The press release asserts the woman swung some scissors at Shipley, who backed up, pulled his gun and told the woman to drop the scissors.

According to Montgomery, the woman "aggressively advanced on the officer with scissors in hand" and Shipley shot her five times.

David Villaescusa, an ex-corrections officer with the Arizona Department of Corrections who helped raise Tsingine, told Native News Online in March: "She had a pair of scissors that she used to cut her hair split-ends. She stood only 5 feet tall and weighed less than 100 pounds. Shipley, on the other hand, is over 6 feet tall and weighs over 200 pounds. I don’t think he had to shoot her."

Villaescusa also said that an unidentified witness filmed the shooting on a cellphone: "I watched the video. She never raised those scissors towards the officer. It has been reported she stole a case of beer from the Circle K. I did not see any beer in the video."

Villaescusa added that he heard an officer tell other cops that Shipley got "trigger happy."

The Associated Press reported in April that Winslow Police Department documents show that two police officers who trained Shipley from May to September of 2013 had concerns about him.

Cpl. Ron Chisholm wrote a memo to higher ups that said: "I do not believe that this officer should be retained by the Winslow Police Department" for issues regarding integrity, suspect control, communication problems with other cops, not recounting facts correctly and questioning orders by training officers.

Chisholm wrote that Shipley was quick to put his hand on his gun, and added: "If this behavior continues, it is going to get someone hurt."

Cpl.
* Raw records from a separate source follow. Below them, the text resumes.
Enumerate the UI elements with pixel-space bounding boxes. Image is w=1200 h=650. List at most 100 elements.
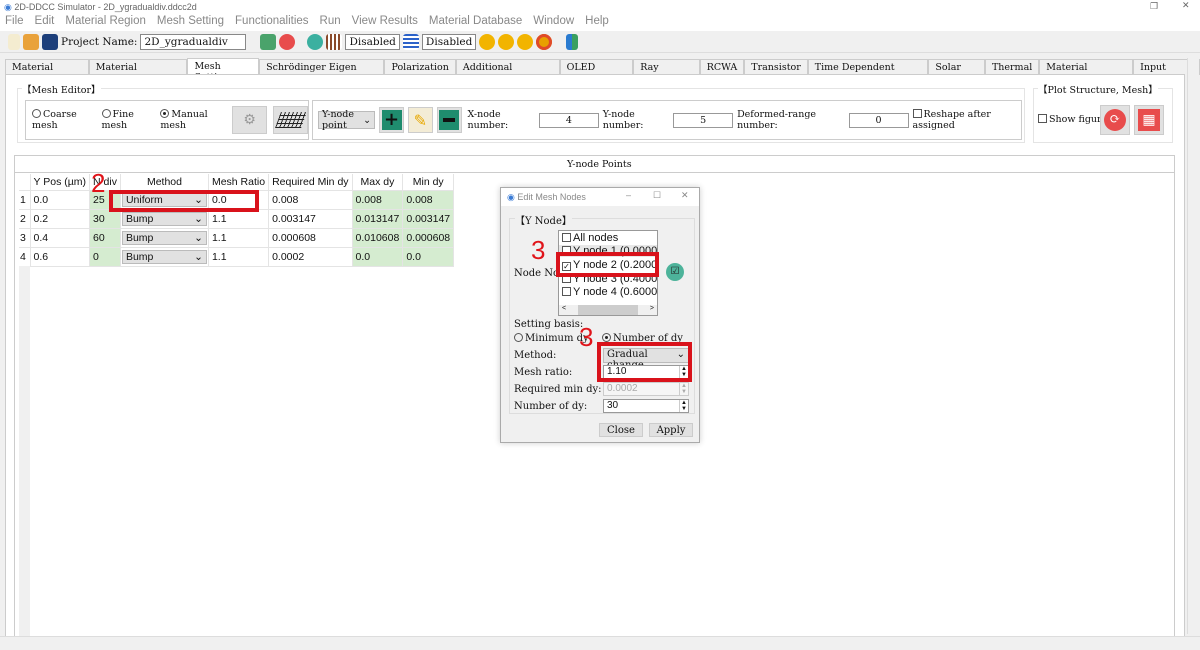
menu-run[interactable]: Run xyxy=(320,15,341,31)
step-3-annotation-node: 3 xyxy=(531,235,546,265)
layout-plot-button[interactable]: ▦ xyxy=(1134,105,1164,135)
edit-node-button[interactable]: ✎ xyxy=(407,107,433,133)
refresh-plot-button[interactable]: ⟳ xyxy=(1100,105,1130,135)
save-icon[interactable] xyxy=(42,33,58,50)
menu-material-database[interactable]: Material Database xyxy=(429,15,522,31)
mesh-type-box: Coarse mesh Fine mesh Manual mesh ⚙ xyxy=(25,100,309,140)
run-icon[interactable] xyxy=(479,33,496,50)
run-all-icon[interactable] xyxy=(498,33,515,50)
required-min-dy-cell[interactable]: 0.003147 xyxy=(268,209,353,229)
tab-material-parameter[interactable]: Material Parameter xyxy=(88,59,188,84)
fine-mesh-radio[interactable]: Fine mesh xyxy=(101,109,155,131)
mesh-settings-button[interactable]: ⚙ xyxy=(232,106,268,134)
tab-bar: Material Region Material Parameter Mesh … xyxy=(5,58,1200,84)
minimum-dy-radio[interactable]: Minimum dy xyxy=(514,333,589,344)
mesh-ratio-cell[interactable]: 1.1 xyxy=(208,228,270,248)
manual-mesh-radio[interactable]: Manual mesh xyxy=(160,109,226,131)
ypos-cell[interactable]: 0.0 xyxy=(30,190,91,210)
dialog-app-icon: ◉ xyxy=(507,192,518,202)
tab-solar-cell[interactable]: Solar Cell xyxy=(928,59,985,84)
network-icon[interactable] xyxy=(307,33,324,50)
project-name-input[interactable]: 2D_ygradualdiv xyxy=(140,33,247,50)
reshape-checkbox[interactable]: Reshape after assigned xyxy=(912,109,1021,131)
x-node-input[interactable]: 4 xyxy=(538,112,599,128)
y-node-input[interactable]: 5 xyxy=(673,112,734,128)
disabled-select-1[interactable]: Disabled xyxy=(345,33,400,50)
tab-rcwa[interactable]: RCWA xyxy=(699,59,745,75)
vertical-scrollbar[interactable] xyxy=(1187,58,1199,634)
add-node-button[interactable]: + xyxy=(379,107,404,133)
restore-icon[interactable]: ❐ xyxy=(1150,1,1158,12)
mesh-editor-title: 【Mesh Editor】 xyxy=(22,82,101,96)
max-dy-cell: 0.0 xyxy=(352,247,404,267)
tab-mesh-setting[interactable]: Mesh Setting xyxy=(187,58,260,83)
method-select[interactable]: Bump ⌄ xyxy=(121,211,207,226)
menu-file[interactable]: File xyxy=(5,15,24,31)
coarse-mesh-radio[interactable]: Coarse mesh xyxy=(32,109,96,131)
mesh-ratio-cell[interactable]: 1.1 xyxy=(208,247,270,267)
menu-functionalities[interactable]: Functionalities xyxy=(235,15,309,31)
ndiv-cell[interactable]: 0 xyxy=(89,247,121,267)
col-max-dy: Max dy xyxy=(352,174,404,191)
tab-polarization[interactable]: Polarization xyxy=(384,59,456,75)
ypos-cell[interactable]: 0.4 xyxy=(30,228,91,248)
stop-icon[interactable] xyxy=(536,33,553,50)
tab-additional-functions[interactable]: Additional Functions xyxy=(455,59,560,84)
number-of-dy-spinbox[interactable]: 30 ▲ ▼ xyxy=(603,399,689,413)
column-icon[interactable] xyxy=(326,33,343,50)
select-nodes-button[interactable]: ☑ xyxy=(666,263,684,281)
col-ypos: Y Pos (µm) xyxy=(30,174,91,191)
menu-view-results[interactable]: View Results xyxy=(352,15,418,31)
minimize-icon[interactable]: – xyxy=(626,190,631,200)
minus-icon xyxy=(439,110,460,130)
status-bar xyxy=(0,636,1200,650)
tab-material-region[interactable]: Material Region xyxy=(5,59,89,84)
node-list-hscrollbar[interactable]: < > xyxy=(559,305,657,315)
node-item-all[interactable]: All nodes xyxy=(559,231,657,245)
chart-icon[interactable] xyxy=(566,33,579,50)
disabled-select-2[interactable]: Disabled xyxy=(421,33,477,50)
setting-basis-label: Setting basis: xyxy=(514,319,584,330)
open-folder-icon[interactable] xyxy=(23,33,39,50)
ndiv-cell[interactable]: 60 xyxy=(89,228,121,248)
method-select[interactable]: Bump ⌄ xyxy=(121,249,207,264)
row-number: 2 xyxy=(19,209,31,229)
tab-ray-tracing[interactable]: Ray Tracing xyxy=(633,59,700,84)
close-window-icon[interactable]: ✕ xyxy=(1182,0,1190,11)
dialog-close-icon[interactable]: ✕ xyxy=(681,190,689,201)
tab-time-dependent[interactable]: Time Dependent Module xyxy=(807,59,929,84)
menu-material-region[interactable]: Material Region xyxy=(65,15,146,31)
mesh-grid-button[interactable] xyxy=(273,106,308,134)
tab-schrodinger[interactable]: Schrödinger Eigen Solver xyxy=(259,59,385,84)
apply-button[interactable]: Apply xyxy=(649,423,693,437)
menu-help[interactable]: Help xyxy=(585,15,609,31)
tab-material-database[interactable]: Material Database xyxy=(1039,59,1134,84)
run-batch-icon[interactable] xyxy=(517,33,534,50)
new-file-icon[interactable] xyxy=(8,33,20,50)
reload-icon[interactable] xyxy=(279,33,296,50)
list-icon[interactable] xyxy=(402,33,419,50)
refresh-structure-icon[interactable] xyxy=(260,33,277,50)
required-min-dy-cell[interactable]: 0.008 xyxy=(268,190,353,210)
tab-oled-setting[interactable]: OLED Setting xyxy=(559,59,634,84)
close-button[interactable]: Close xyxy=(599,423,643,437)
ypos-cell[interactable]: 0.2 xyxy=(30,209,91,229)
window-title: 2D-DDCC Simulator - 2D_ygradualdiv.ddcc2… xyxy=(14,2,197,12)
method-select[interactable]: Bump ⌄ xyxy=(121,230,207,245)
required-min-dy-cell[interactable]: 0.0002 xyxy=(268,247,353,267)
maximize-icon[interactable]: ☐ xyxy=(653,190,661,201)
tab-transistor[interactable]: Transistor xyxy=(744,59,808,75)
menu-edit[interactable]: Edit xyxy=(35,15,55,31)
show-figure-checkbox[interactable]: Show figure xyxy=(1038,114,1107,125)
ypos-cell[interactable]: 0.6 xyxy=(30,247,91,267)
node-type-select[interactable]: Y-node point ⌄ xyxy=(318,109,376,131)
node-item-4[interactable]: Y node 4 (0.6000 µ xyxy=(559,285,657,299)
tab-thermal[interactable]: Thermal xyxy=(984,59,1040,75)
menu-mesh-setting[interactable]: Mesh Setting xyxy=(157,15,224,31)
deformed-range-input[interactable]: 0 xyxy=(848,112,909,128)
menu-window[interactable]: Window xyxy=(533,15,574,31)
node-editor-box: Y-node point ⌄ + ✎ X-node number: 4 Y-nod… xyxy=(312,100,1022,140)
required-min-dy-cell[interactable]: 0.000608 xyxy=(268,228,353,248)
project-name-label: Project Name: xyxy=(61,35,138,48)
remove-node-button[interactable] xyxy=(436,107,462,133)
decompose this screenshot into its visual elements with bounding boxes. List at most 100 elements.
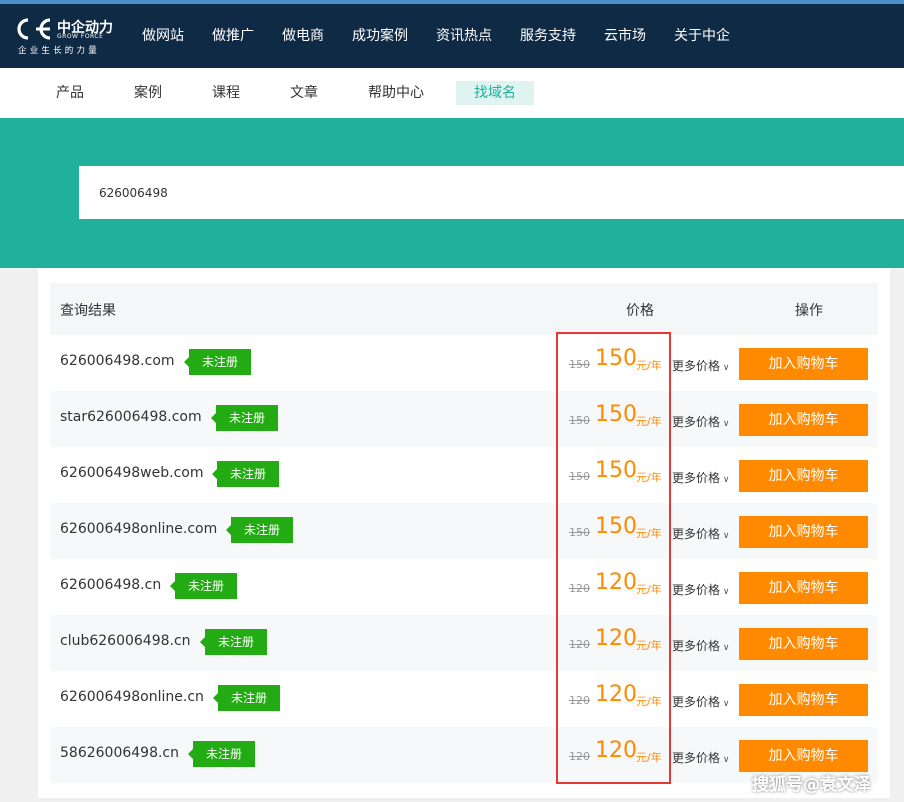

Jason Thermen wrote in mid-July 2013 that Shipley thought a police badge allowed him harass and make fun of citizens, and recalled instances in which Shipley was "pouting" after not being allowed to fight with two citizens; Shipley did apologize to Thermen for his harassment comments.

Lawrence Dashee, a training officer, said Shipley had potential to evolve into a great cop if he followed his training officers.

Shipley would not comment to The Associated Press.